Understand the Impact of Bullying
There is no legal definition of bullying, but it is often described as behaviour that hurts someone else, physically or emotionally. Bullying extends to psychological damage, affecting victims long after the incidents. Pupils who experience bullying often struggle with their self-esteem, mental health, and academic performance. Findings from Statista reveal that the most reported result of bullying is depression and anxiety.
The emergence of cyberbullying
The 2020 Bullying Survey by Ditch the Label highlights that bullying has increased by 25% year-on-year. The report shows that 1 in 4 pupils were attacked and 1 in 3 have experienced bullying online. According to ONS data, nearly three out of four children (72%) who had experienced online bullying behaviour experienced at least some of it at school or during school time.
Schools play a pivotal role in shaping the culture and values of our society. During Anti-Bullying Week, schools can take a proactive stance against bullying by:
Implementing anti-bullying programmes, workshops, and awareness campaigns can empower pupils and educators to recognise, report, and prevent bullying.
Encouraging diversity and inclusion within the school community is essential.
Establishing support systems, such as counselling services or a peer-to-peer scheme.
Make a Noise about Bullying
Educators and pupils wanted a theme that empowers them to do something positive to counteract the harm and hurt that bullying causes. Too often, people stay quiet when they see bullying going on.
Anti-Bullying week Activities
The week will kick off with Odd Socks Day on Monday 13th November, where educators and pupils can wear odd socks to celebrate what makes us all unique.
Created for this year’s Anti-Bullying Week, the ABA has created some fantastic materials. For key stages 1, 2, 3, and 4, activities explore the concepts of bullying, inclusion, and accepting differences.
Primary and Secondary School Packs
There is a school pack available for primary schools to download. These resources are suitable for Key Stage 1 or 2. There is a school pack available for secondary schools to download. These resources are for Key Stage 3 or 4.
The ideas in these packs are designed to help schools celebrate and engage in Anti-Bullying Week 2023. The resources in both packs tackle the issue of face-to-face and online bullying. The pack contains an assembly plan, lesson plan, and cross-curricular activity ideas that encourage pupils to think about how we can unite to address bullying.
Additionally, Twinkl also has a selection of fantastic display materials, resources, and activities to explore with pupils at all Key Stages as part of Anti-Bullying Week.
There is also free CPD-certified anti-bullying online training. This is suitable for teachers, teaching assistants, tutors, educators and anyone who works with children and young people. With 15 courses to choose from, topics include:
On Monday 13th November at 11 a.m., an interactive programme for primary schools will help children understand what bullying is and empower them to speak out about bullying. Hosted by Katie Thistleton, Tee Cee and Dr Ronx will guide pupils on how to spot and address bullying. This 30-minute programme will be available to watch via BBC Teach on the CBBC channel.
Educators and Their Role
Educators are on the front lines. They witness daily interactions and the challenges pupils face. To make a difference, they can:
Actively listen, creating an environment where pupils feel comfortable discussing their concerns.

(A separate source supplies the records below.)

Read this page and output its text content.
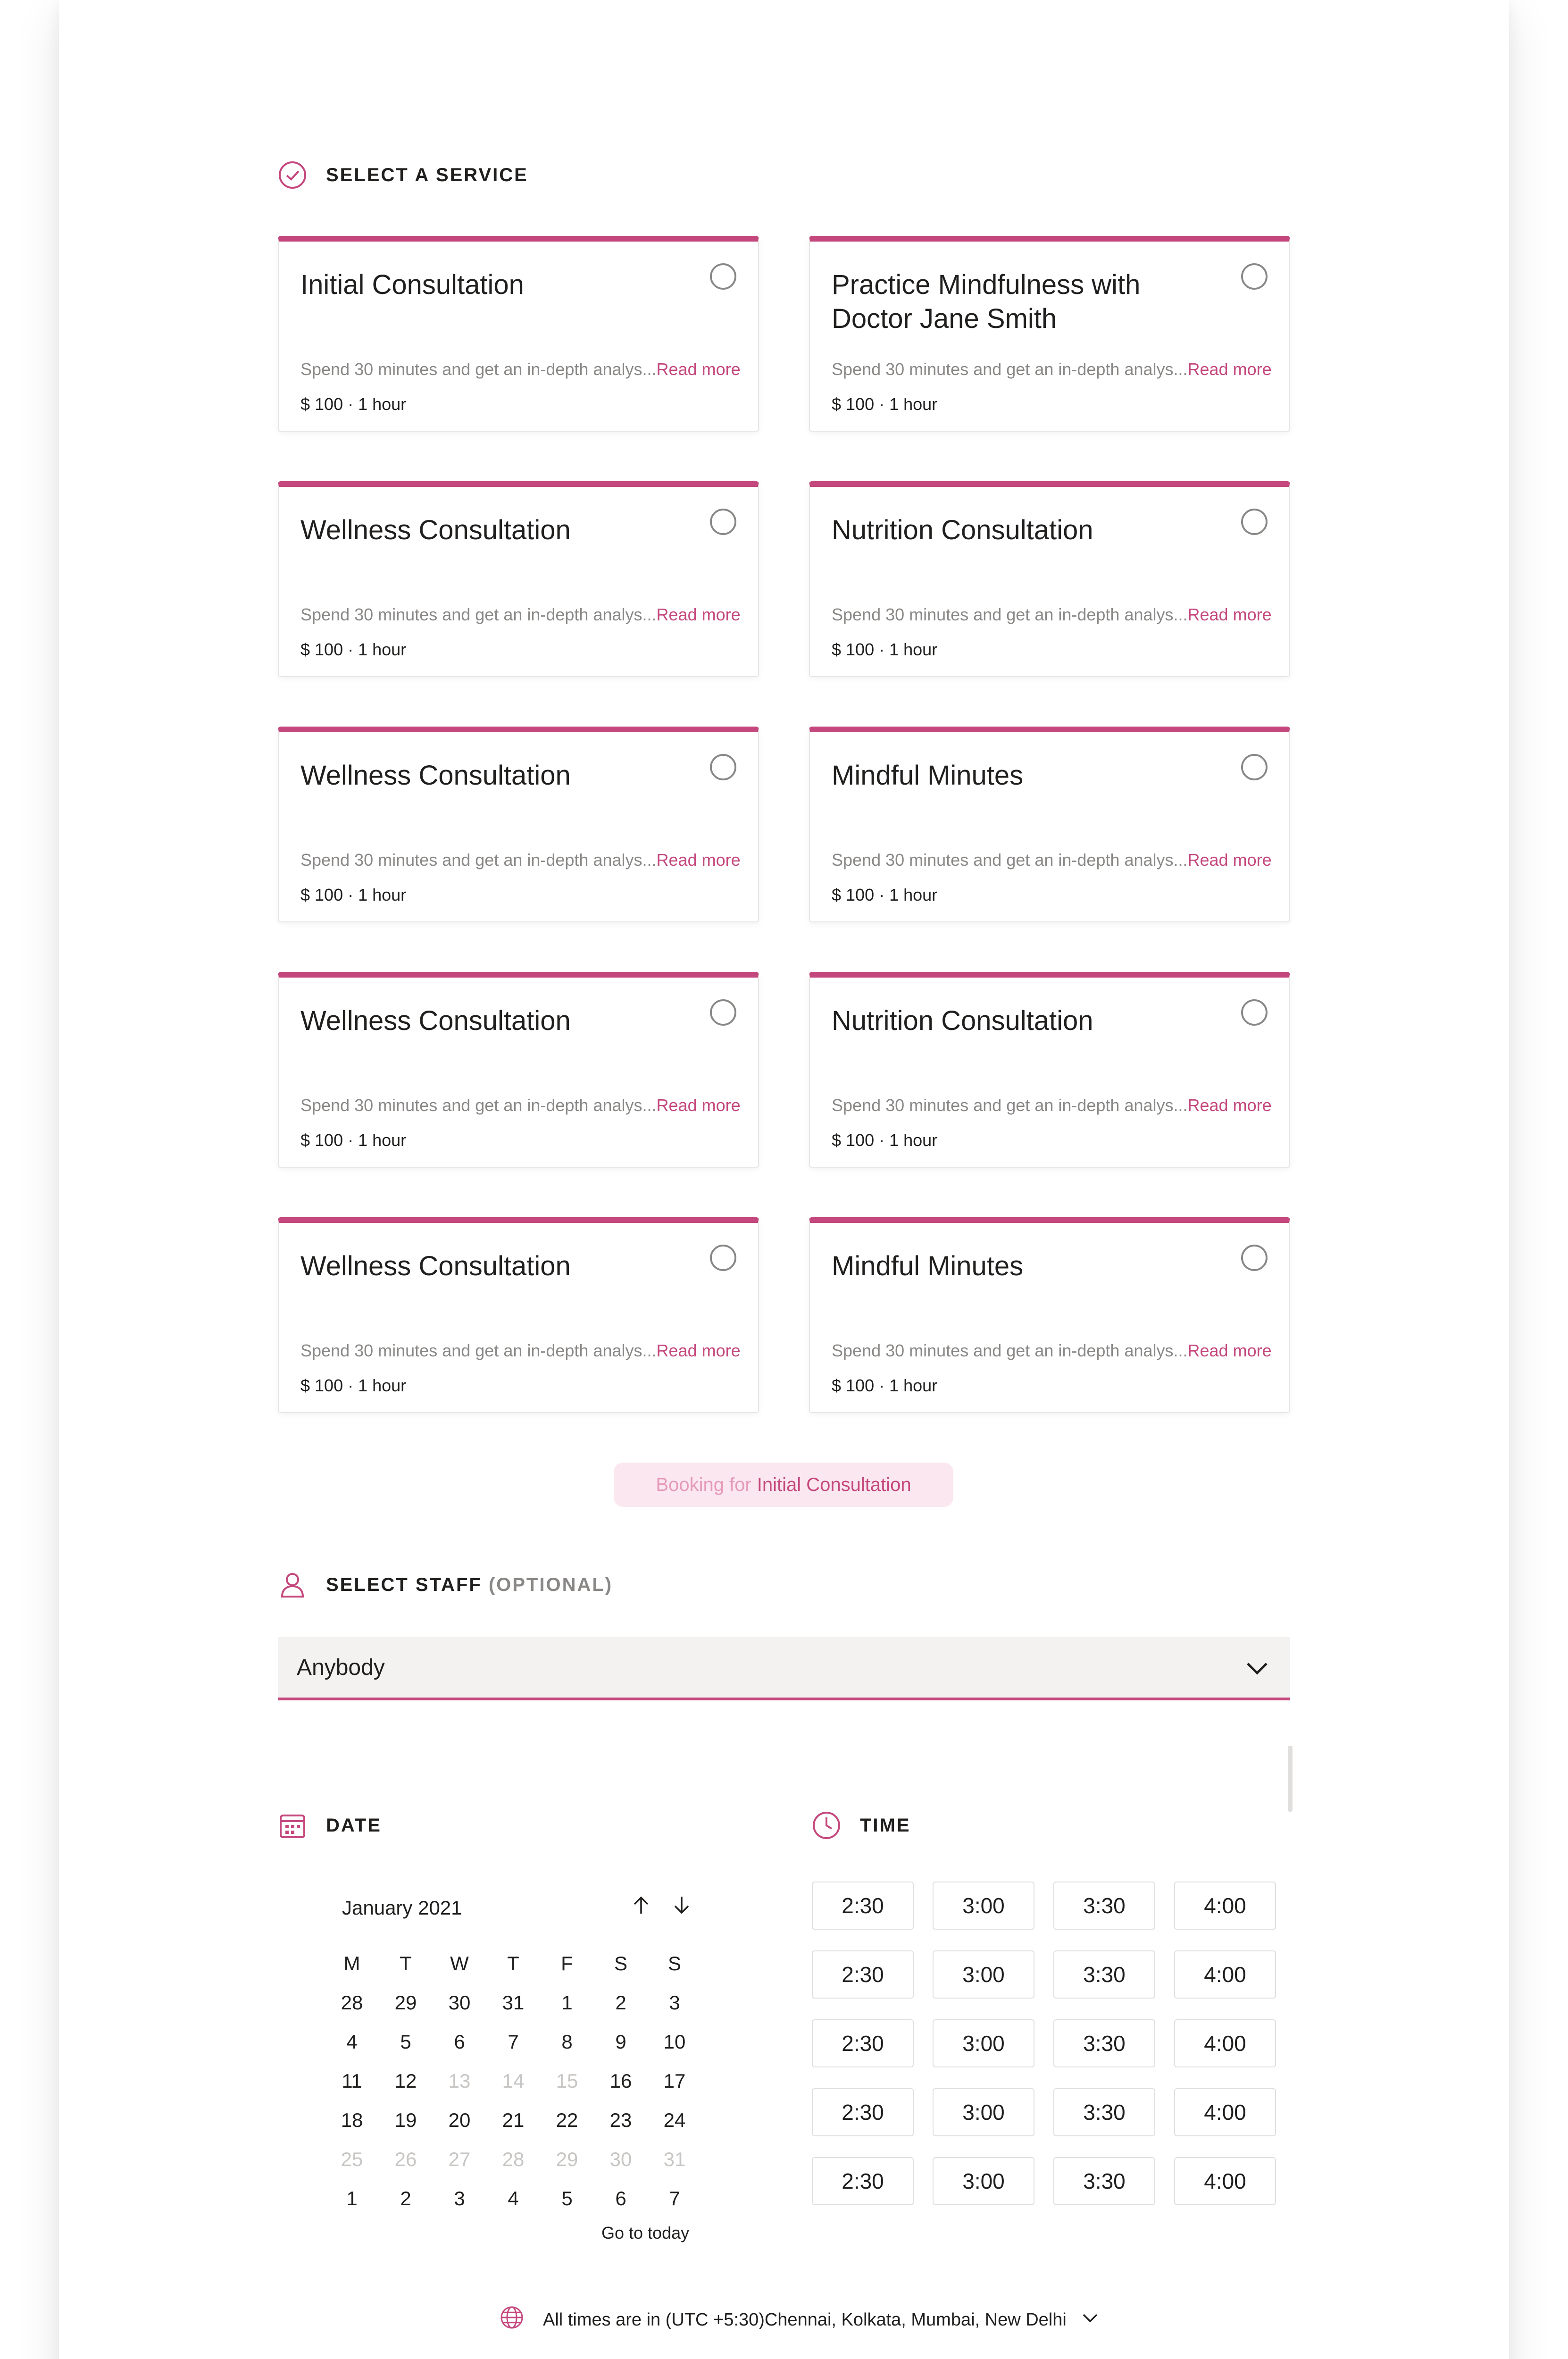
SELECT A SERVICE
Initial Consultation
Spend 30 minutes and get an in-depth analys...Read more
$ 100 · 1 hour
Practice Mindfulness with Doctor Jane Smith
Spend 30 minutes and get an in-depth analys...Read more
$ 100 · 1 hour
Wellness Consultation
Spend 30 minutes and get an in-depth analys...Read more
$ 100 · 1 hour
Nutrition Consultation
Spend 30 minutes and get an in-depth analys...Read more
$ 100 · 1 hour
Wellness Consultation
Spend 30 minutes and get an in-depth analys...Read more
$ 100 · 1 hour
Mindful Minutes
Spend 30 minutes and get an in-depth analys...Read more
$ 100 · 1 hour
Wellness Consultation
Spend 30 minutes and get an in-depth analys...Read more
$ 100 · 1 hour
Nutrition Consultation
Spend 30 minutes and get an in-depth analys...Read more
$ 100 · 1 hour
Wellness Consultation
Spend 30 minutes and get an in-depth analys...Read more
$ 100 · 1 hour
Mindful Minutes
Spend 30 minutes and get an in-depth analys...Read more
$ 100 · 1 hour
Booking for Initial Consultation
SELECT STAFF (OPTIONAL)
Anybody
DATE
January 2021
M	T	W	T	F	S	S
28	29	30	31	1	2	3
4	5	6	7	8	9	10
11	12	13	14	15	16	17
18	19	20	21	22	23	24
25	26	27	28	29	30	31
1	2	3	4	5	6	7
Go to today
TIME
2:30	3:00	3:30	4:00
2:30	3:00	3:30	4:00
2:30	3:00	3:30	4:00
2:30	3:00	3:30	4:00
2:30	3:00	3:30	4:00
All times are in (UTC +5:30)Chennai, Kolkata, Mumbai, New Delhi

Encourage open dialogue about bullying and its consequences.
Lead by example, demonstrating kindness, respect, and empathy in pupil interactions.
Protocol Education's Commitment
Bullying remains a significant problem for many children, with lasting impacts well into adulthood. At Protocol Education, we believe education is more than academic excellence; it's also about creating a safe and nurturing environment where all pupils can thrive.
We are dedicated to supporting schools and educators in their commitment to tackling bullying. This Anti-Bullying Week, let's raise our voices and work together to create a world where every pupil feels safe, valued, and empowered to reach their full potential.